Eliza Daniels, MA, LMHC, (they/she) maintains a full and active private practice on Nipmuc and Pocomtuc territory in what is now called Northampton, Massachusetts. Her clinical interests include working with LGBTQIA+ adults, local activists, healers, farmers, land-tenders and educators. Eliza enjoys clinical work centered around gender affirming therapy, exploring anti-oppression & liberation frameworks, Complex PTSD and Relational trauma, addiction, recovery, pleasure and post traumatic growth in survivors of sexual abuse.
Eliza brings 10 years of clinical experience to her teaching and private practice, having worked in community mental health, school and university settings with folks of all ages. Eliza has taught graduate-level counseling, community psychoeducation about Complementary and Alternative Medicine as adjunctive to therapy, and has led groups for adolescents and adults with ID. Eliza works with many people who have experienced traumas across the spectrum and has completed Level 1 and 2 training as an EMDR therapist working towards EMDRIA certification. Their clinical work is grounded in Relational Cultural, Experiential, Trans-feminist and Contemplative approaches.
Eliza has studied Traditional Western Herbalism for many years and affirms the connection between human and plant as an avenue for curiosity, play, pleasure, healing, and deeper understanding of our interdependent and interconnected relationships with the natural world.
When they aren’t working, Eliza enjoys long dog park adventures with their 2 dogs and partner, bumbling in their garden, fashion and adornment, hammocking, and playing soccer. Eliza engages in local community organizing and activism around the intersections of environmental justice and racial justice.

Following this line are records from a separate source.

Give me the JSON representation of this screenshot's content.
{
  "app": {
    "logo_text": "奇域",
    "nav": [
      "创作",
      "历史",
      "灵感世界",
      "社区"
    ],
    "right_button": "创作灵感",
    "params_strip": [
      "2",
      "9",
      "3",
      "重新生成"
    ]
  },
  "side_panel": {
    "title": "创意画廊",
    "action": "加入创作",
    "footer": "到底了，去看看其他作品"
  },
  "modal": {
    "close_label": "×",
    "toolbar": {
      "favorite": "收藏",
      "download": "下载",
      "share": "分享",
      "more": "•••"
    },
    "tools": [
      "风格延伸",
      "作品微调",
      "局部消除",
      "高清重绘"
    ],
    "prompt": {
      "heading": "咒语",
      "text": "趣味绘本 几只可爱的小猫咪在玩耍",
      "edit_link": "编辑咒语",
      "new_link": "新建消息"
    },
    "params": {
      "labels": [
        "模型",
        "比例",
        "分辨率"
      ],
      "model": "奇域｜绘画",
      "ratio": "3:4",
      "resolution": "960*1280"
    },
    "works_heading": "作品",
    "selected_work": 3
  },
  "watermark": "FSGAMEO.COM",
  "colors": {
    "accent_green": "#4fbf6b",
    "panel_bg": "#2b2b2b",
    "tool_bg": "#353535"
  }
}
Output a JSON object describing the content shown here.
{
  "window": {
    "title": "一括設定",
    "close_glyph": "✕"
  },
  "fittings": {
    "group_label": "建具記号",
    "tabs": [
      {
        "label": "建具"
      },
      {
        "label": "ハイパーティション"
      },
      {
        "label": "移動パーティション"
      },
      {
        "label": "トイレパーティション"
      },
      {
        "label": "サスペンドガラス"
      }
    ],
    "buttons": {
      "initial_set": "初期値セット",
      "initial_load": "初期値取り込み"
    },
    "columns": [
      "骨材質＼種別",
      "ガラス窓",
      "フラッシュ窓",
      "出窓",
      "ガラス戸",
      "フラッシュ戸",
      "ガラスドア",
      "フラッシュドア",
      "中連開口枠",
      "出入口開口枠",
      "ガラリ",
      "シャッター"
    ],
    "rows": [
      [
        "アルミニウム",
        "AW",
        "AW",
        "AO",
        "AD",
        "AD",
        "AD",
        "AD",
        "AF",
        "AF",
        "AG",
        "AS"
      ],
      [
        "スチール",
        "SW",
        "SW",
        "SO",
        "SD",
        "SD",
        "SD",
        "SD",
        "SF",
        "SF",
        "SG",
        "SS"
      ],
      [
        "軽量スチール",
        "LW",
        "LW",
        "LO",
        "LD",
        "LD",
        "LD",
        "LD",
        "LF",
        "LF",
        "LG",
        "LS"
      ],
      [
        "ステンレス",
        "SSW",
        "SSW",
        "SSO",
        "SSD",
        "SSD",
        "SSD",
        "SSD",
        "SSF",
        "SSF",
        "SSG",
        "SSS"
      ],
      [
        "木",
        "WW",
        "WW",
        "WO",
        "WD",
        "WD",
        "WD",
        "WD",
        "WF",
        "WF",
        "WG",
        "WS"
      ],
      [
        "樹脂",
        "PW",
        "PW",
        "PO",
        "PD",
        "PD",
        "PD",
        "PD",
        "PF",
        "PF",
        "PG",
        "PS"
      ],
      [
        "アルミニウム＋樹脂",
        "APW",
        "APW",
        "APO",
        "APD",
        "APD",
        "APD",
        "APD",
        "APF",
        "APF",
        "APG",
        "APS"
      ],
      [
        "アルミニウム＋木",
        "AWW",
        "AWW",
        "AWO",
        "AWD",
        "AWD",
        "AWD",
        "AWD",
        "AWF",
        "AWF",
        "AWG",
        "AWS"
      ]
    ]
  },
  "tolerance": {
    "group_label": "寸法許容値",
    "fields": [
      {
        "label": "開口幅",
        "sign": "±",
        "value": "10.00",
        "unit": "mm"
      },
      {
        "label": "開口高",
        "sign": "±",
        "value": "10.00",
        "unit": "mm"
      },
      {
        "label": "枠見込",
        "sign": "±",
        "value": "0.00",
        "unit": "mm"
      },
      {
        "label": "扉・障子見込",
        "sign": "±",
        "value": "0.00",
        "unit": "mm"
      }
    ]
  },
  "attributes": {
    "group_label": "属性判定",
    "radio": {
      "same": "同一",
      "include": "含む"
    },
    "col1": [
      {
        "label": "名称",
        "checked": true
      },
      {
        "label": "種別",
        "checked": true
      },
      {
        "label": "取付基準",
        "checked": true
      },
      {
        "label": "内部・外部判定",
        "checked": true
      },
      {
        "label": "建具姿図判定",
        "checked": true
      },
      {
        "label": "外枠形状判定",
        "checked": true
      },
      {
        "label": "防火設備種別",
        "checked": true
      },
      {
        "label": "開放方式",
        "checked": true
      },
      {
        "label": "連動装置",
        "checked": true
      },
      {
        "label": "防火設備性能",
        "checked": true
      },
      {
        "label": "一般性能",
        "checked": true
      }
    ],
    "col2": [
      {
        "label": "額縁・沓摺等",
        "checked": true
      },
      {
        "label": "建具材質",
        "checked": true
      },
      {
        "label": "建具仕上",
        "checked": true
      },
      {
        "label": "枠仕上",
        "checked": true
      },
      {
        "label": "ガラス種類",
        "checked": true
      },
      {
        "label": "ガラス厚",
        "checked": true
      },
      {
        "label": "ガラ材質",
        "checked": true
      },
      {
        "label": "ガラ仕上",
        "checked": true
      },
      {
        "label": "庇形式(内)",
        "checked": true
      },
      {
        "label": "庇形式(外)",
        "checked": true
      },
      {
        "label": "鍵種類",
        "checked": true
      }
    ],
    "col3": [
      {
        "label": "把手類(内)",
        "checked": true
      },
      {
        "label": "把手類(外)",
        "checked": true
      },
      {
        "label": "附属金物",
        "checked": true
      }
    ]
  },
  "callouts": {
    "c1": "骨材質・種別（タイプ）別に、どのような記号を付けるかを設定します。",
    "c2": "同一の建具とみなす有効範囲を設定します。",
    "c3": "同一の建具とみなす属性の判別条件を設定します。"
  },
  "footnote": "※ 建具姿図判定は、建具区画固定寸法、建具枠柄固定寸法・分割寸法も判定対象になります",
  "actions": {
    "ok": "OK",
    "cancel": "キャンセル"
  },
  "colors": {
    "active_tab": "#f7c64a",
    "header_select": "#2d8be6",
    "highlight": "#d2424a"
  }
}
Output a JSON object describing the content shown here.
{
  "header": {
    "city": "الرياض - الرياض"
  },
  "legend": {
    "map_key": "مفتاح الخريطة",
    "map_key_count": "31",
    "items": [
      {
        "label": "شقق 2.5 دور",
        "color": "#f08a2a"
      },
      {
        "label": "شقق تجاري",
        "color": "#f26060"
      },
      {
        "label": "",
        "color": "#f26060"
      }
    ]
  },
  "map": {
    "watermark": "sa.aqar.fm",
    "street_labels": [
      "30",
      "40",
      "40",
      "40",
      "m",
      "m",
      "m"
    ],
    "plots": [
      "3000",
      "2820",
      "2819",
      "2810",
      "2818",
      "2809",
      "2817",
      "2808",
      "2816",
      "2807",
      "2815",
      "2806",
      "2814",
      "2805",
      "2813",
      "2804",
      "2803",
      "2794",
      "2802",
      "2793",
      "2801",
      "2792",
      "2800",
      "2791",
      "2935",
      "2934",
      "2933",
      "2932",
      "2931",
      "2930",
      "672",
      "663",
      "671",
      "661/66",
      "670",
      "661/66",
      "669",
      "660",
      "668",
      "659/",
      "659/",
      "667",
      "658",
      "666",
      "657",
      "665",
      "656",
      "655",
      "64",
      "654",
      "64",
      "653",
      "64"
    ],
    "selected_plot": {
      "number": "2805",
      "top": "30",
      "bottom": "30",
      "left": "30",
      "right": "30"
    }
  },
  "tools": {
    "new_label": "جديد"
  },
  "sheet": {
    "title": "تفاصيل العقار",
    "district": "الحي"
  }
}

They are a NonViolent Direct Action trained “peacekeeper” for protests in Hampshire County.
Master of Arts in Clinical Mental Health Counseling May 2013, Antioch University New England
Bachelor of Arts May 2009, Religious Studies, Chapman University
Post Masters Clinical, Teaching & Research Experience Aug. ‘14- July ‘15
Counselor Education and Supervision University of Northern Colorado, Greeley, CO
I understand knowledge as moving, creating, experiencing and absorbing, constantly, through the relationship of the instructor, student and information (Kenway & Modra, 1992, p. 140). As a teacher, I emphatically believe in the value of working from an engaged and situated pedagogy for social justice to best meet the needs of learners (Enns & Sinacore, 2005). Working from this perspective I embrace intersections of feminisms, critical and multicultural approaches in an effort to encourage students in their self-conscious examination and their questioning of “the conditions of our own meaning-making and to use it as the place from which to begin to work toward social change” (Lewis, 1992, p. 170). For optimal learning to occur, a teacher must acknowledge the relevance and importance of all students’ subjective and contextual experiences in relationship to course content (hooks, 1994). In this way, education can be a transformative journey, one in which we never fully arrive; it is a privilege to join on this adventure with learners where they are and support their growth and reflection.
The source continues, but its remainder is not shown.